Mais si l’orientation vers Le P’tit Home est aussi un moyen de soulager les parents, elle est, pour l’assistante sociale, avant tout une mesure de protection de l’enfance. Danielle Jehl intervient en appui de Patricia Bouton dans deux cadres. D’abord, l’infirmière puéricultrice peut repérer d’elle-même, lors de ses visites de naissance, l’utilité de sortir un enfant d’un milieu carencé sur le plan éducatif ou précaire. Mais les deux travailleuses sociales sont aussi parfois amenées à orienter vers la microcrèche sociale des petits à la suite de demandes d’évaluation « enfance » du Département consécutives à des signalements. « Dans ce cas, l’orientation vers Le P’tit Home est clairement une mesure d’étayage pour maintenir l’enfant dans sa famille », affirme Danielle Jehl.
Une fois l’enfant pris en charge à la crèche, le but ultime du P’tit Home est de servir de tremplin vers un mode de garde standard ou directement vers l’école. Murielle Dommanget consacre un quart de son temps plein à accompagner les parents vers des dispositifs classiques une fois que leur situation est stabilisée et qu’ils peuvent travailler. Chaque année, deux à trois familles rebondissent ainsi vers d’autres structures. Une façon comme une autre, résume Régine Kessouri, de faire « le service après-vente en restant disponibles pour les familles et pour les crèches ».

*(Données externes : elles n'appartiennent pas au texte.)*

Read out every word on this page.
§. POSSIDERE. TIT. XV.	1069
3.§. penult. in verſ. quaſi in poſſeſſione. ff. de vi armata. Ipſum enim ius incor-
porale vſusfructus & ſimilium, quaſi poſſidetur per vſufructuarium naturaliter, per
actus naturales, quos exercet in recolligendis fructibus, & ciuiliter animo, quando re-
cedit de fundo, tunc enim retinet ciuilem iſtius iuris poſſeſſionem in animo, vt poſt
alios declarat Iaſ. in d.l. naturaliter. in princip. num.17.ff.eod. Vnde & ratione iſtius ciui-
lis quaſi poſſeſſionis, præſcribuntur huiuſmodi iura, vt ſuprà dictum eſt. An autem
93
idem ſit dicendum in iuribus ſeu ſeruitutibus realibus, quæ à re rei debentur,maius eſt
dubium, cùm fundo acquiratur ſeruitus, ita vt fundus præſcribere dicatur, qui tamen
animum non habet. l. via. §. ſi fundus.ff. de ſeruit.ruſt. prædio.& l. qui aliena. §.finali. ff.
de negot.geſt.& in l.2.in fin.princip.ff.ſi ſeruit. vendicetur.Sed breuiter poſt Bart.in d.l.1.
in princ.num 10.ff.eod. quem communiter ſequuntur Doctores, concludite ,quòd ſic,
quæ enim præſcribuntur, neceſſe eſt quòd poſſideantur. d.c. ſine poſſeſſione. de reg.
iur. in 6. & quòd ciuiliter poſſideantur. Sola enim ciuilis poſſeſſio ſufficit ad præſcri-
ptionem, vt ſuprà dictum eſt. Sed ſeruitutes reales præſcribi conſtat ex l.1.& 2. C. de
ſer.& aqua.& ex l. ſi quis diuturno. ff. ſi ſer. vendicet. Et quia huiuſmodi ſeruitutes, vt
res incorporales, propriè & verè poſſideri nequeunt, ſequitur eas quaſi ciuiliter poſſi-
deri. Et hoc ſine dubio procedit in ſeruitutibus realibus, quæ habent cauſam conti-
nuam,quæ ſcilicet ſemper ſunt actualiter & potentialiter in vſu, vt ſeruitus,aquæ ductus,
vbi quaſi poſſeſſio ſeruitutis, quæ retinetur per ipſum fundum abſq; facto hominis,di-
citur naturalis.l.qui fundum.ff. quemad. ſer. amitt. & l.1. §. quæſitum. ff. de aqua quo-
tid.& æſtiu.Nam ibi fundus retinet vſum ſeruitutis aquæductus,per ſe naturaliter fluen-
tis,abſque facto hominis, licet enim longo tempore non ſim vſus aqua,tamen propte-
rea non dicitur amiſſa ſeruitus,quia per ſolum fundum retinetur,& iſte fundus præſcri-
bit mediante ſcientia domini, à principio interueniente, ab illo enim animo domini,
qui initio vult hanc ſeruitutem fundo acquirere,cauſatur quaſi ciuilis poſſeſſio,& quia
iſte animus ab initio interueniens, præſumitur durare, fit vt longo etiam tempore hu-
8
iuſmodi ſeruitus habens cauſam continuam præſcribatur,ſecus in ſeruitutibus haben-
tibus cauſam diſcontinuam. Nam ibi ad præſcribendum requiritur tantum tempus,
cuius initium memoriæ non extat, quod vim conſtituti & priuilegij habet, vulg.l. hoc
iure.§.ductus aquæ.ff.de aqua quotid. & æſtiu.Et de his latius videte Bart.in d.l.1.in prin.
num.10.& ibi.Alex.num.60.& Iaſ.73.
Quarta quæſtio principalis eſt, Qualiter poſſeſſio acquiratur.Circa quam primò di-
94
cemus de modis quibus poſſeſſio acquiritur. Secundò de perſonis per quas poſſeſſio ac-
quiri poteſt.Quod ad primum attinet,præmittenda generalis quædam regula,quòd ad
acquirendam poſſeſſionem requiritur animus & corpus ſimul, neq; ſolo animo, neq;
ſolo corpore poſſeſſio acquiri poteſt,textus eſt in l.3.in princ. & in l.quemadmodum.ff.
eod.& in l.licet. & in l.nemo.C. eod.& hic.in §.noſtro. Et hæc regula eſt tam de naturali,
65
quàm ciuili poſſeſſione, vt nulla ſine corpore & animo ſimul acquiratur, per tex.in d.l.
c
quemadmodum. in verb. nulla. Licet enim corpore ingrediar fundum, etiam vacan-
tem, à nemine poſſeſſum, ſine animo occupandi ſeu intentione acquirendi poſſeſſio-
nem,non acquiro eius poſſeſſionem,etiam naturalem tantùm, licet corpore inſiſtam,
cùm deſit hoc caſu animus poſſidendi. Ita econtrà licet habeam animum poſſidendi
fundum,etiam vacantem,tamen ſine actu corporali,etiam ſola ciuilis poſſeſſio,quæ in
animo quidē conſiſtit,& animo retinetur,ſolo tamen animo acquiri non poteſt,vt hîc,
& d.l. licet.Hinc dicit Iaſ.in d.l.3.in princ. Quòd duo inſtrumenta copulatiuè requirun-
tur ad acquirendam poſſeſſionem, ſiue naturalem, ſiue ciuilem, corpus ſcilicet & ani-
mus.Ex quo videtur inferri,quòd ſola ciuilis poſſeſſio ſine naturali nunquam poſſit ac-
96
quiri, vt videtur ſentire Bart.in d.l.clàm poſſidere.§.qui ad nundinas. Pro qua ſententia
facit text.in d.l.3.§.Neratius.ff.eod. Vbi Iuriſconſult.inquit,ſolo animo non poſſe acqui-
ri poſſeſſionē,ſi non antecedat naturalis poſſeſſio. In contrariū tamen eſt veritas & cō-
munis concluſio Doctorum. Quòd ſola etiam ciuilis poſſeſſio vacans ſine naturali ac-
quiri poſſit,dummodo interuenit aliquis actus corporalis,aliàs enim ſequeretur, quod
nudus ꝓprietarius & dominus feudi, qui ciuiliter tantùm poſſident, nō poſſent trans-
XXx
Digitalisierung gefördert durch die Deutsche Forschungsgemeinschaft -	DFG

Boucler le budget annuel de la crèche (105 000 €) est un exercice d’équilibrisme. La caisse d’allocations familiales finance la prestation de service unique (PSU) sur la base de la liste de présence des enfants, soit 42 000 € en 2017. Elle verse aussi 30 000 € annuels sur les fonds « publics et territoires », qui ont pris le relais en 2013 des fonds nationaux « espoirs banlieues ». Le service d’hébergement d’urgence de la ville de Strasbourg donne quant à lui 14 000 €. Reste la participation des familles. La plupart étant sans ressources, elles parviennent souvent à bénéficier de l’aide financière d’aide sociale à l’enfance (Afase) de la part du département du Bas-Rhin. Mais, chaque année, il reste des impayés pour lesquels la crèche sollicite un don de l’association Semeur d’étoiles. Déficitaire, Le P’tit Home pèse sur les fonds propres de son association gestionnaire, Home protestant. Sur les deux assistantes maternelles, un poste était en contrat unique d’insertion jusqu’à ce que le gouvernement mette fin au dispositif en juillet 2017. La crèche a alors embauché une personne en CDD non aidé, en attendant de solliciter cet été le nouveau dispositif de l’Etat « parcours emploi compétences ». Quant au soutien exceptionnel de la CAF, sa pérennité n’est pas garantie : la convention d’objectifs et de gestion qui lui permettait de bénéficier depuis 2013 de fonds « publics et territoires » touche à sa fin et n’est pas encore redéfinie.
(1) Les lundis, mardis et jeudis de 9 h 30 à 17 h 30 et les vendredis de 9 h 30 à 12 h.